I first became acquainted with the publication How to be Environmental at Yale when it was placed on the coffee table in the common room by one of my suitemates. I would come across it daily and out of sheer curiosity I decided to glance through it. I found most of its suggestions to be innovative, creative, and efficient. Unfortunately, that it went untouched for so long is, I suspect, common. The publication is as inviting as the Undergraduate Regulations.
Its introduction begins with, "Being environmental at Yale is a lot easier than you might think....All you have to do is cultivate a few new habits." I see a contradiction here.
I admire the insight of the editors, but I am also wary of their idealism. Beckett once wrote, "Habit is the great deadener." A cursory recall of past personal history will for most of us show that changing habits is not easy - especially when we are not prompted to. Of course, environmentalism is an issue that most, if not all Yalies take seriously. The problem is not emphasizing enough real conservationism.
I have neither the ability nor the arrogance to analyze the psychology of Yalies toward environmentalism and then go on to generalize it, but let me try nevertheless. As a freshman, I have been inundated with information, making orientation quite disorienting. This information included several lectures on Yale's great tradition of recycling. The Green Cup was mentioned over and over again. Most of us were receptive to the idea of recyling. I was not keen, but I still thought it was a good idea.
My suite "recycles," but when I arrive back in the evening, the lights are on, and the stereo is playing. When I enter my room, the fan my roommate uses is on even if he isn't there. However, my suite recycles because Yale and the mass media say that that is enough - it is enough for my suitemates and the majority of Yale students. But it is not enough - not even barely enough.
My suitemates are sincere.
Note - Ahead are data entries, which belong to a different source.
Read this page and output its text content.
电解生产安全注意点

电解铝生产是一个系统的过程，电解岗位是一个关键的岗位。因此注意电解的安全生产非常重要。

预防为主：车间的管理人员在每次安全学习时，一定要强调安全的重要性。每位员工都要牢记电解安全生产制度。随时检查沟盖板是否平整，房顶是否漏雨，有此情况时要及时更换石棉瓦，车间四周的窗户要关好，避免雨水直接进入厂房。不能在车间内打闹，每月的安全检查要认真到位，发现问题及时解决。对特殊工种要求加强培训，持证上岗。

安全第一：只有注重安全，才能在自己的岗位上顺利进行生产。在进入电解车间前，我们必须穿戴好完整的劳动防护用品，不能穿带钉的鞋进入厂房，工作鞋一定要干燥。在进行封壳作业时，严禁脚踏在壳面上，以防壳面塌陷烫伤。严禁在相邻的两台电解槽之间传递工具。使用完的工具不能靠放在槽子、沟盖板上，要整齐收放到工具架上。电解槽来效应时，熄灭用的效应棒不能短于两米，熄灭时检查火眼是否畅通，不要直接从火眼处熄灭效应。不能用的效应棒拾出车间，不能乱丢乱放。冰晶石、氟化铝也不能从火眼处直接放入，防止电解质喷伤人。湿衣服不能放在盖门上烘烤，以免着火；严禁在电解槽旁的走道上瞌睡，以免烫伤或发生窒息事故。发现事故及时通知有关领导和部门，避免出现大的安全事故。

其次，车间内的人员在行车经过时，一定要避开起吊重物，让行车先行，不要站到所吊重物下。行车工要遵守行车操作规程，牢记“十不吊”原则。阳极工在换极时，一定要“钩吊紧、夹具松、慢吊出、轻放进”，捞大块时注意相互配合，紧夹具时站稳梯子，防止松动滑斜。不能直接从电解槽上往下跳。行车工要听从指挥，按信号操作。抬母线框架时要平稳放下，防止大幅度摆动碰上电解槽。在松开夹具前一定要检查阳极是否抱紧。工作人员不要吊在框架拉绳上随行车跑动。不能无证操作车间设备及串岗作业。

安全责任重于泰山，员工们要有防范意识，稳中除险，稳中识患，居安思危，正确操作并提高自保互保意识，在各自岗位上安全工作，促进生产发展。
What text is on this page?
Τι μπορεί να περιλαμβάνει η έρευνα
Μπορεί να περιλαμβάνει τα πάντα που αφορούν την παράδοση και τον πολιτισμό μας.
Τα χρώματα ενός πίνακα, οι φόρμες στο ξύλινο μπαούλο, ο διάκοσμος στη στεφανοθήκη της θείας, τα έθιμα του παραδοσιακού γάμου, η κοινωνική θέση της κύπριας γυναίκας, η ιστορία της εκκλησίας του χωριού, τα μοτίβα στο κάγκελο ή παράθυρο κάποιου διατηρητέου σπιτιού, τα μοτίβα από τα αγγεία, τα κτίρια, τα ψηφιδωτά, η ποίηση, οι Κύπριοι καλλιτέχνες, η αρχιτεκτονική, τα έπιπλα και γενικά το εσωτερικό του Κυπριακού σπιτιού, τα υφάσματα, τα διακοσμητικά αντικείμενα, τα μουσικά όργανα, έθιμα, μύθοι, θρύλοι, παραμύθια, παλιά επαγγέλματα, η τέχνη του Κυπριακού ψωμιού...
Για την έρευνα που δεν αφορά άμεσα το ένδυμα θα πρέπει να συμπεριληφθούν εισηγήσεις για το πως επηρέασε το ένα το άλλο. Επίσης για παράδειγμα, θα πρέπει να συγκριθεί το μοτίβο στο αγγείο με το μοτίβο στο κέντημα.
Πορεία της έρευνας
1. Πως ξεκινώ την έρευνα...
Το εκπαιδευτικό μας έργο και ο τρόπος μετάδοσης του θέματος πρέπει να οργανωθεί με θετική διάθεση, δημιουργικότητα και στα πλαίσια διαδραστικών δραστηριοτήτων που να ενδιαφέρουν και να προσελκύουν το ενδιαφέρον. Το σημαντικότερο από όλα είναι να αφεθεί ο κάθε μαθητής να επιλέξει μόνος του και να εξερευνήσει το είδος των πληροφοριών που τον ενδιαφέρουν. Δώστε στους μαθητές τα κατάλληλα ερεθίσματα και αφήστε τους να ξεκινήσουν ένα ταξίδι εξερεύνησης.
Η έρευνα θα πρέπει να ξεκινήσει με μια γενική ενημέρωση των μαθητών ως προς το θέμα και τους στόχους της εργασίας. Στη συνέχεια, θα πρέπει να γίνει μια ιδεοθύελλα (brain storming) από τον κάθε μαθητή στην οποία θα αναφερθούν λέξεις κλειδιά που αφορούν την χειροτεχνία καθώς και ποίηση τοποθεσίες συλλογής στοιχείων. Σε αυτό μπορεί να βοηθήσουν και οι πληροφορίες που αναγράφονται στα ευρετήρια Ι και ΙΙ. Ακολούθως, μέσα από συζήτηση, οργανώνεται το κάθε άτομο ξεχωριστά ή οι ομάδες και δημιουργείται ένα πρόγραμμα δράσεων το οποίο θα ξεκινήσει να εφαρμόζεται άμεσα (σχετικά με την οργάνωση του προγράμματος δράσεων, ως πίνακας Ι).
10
After all, it was one of them, not I, who brought How to be Environmental at Yale back to our suite. They recycle religiously. I suspect that most, if not all of Yale's students are equally sincere. The value of winning the Green Cup should even be increased significantly, considering how much the University would save once students develop the habit of consuming less. The key here is simple: less is better and cheaper. It will be hard, but the easy worthwhile struggle does not exist.
What is necessary is a reevaluation of the current problem. Recycling may have been a serious problem back in the '80s, but now it is commonplace. With the amelioration of the recycling problem, why continue to spend resources on it? Recycling is the simplest thing we could do and still have our conscience mollified. Nothing is simple though - especially when addressing a question as serious as environmental degradation. Never mind that reducing and reusing are by far more effective conservation methods than recycling could ever be. Never mind that while Yalies are recyling, they are prodigiously consuming electricity, heat, and water. Of course, this is all pointed out eloquently and succinctly in How to be Environmental at Yale. It seems absurd that the importance of the issues addressed in that book be relegated to one publication, while recycling is paraded and stamped into our minds as the solution to the environmental problem.
The Green Cup is designed as the incentive, the prompt for Yalies to recycle. Habit may be the great deadener, but its dullness of direction can be sharpened and altered with effort and precision. My suggestion: change the rules for the Green Cup by using water and heat consumption per person as additional criteria.
Arnold once wrote about seeing things in pieces so that we may see them whole. Let us deal with the many problems piece by piece in order to see the solution whole.
Qui Chiang is a freshman in Jonathan Edwards College.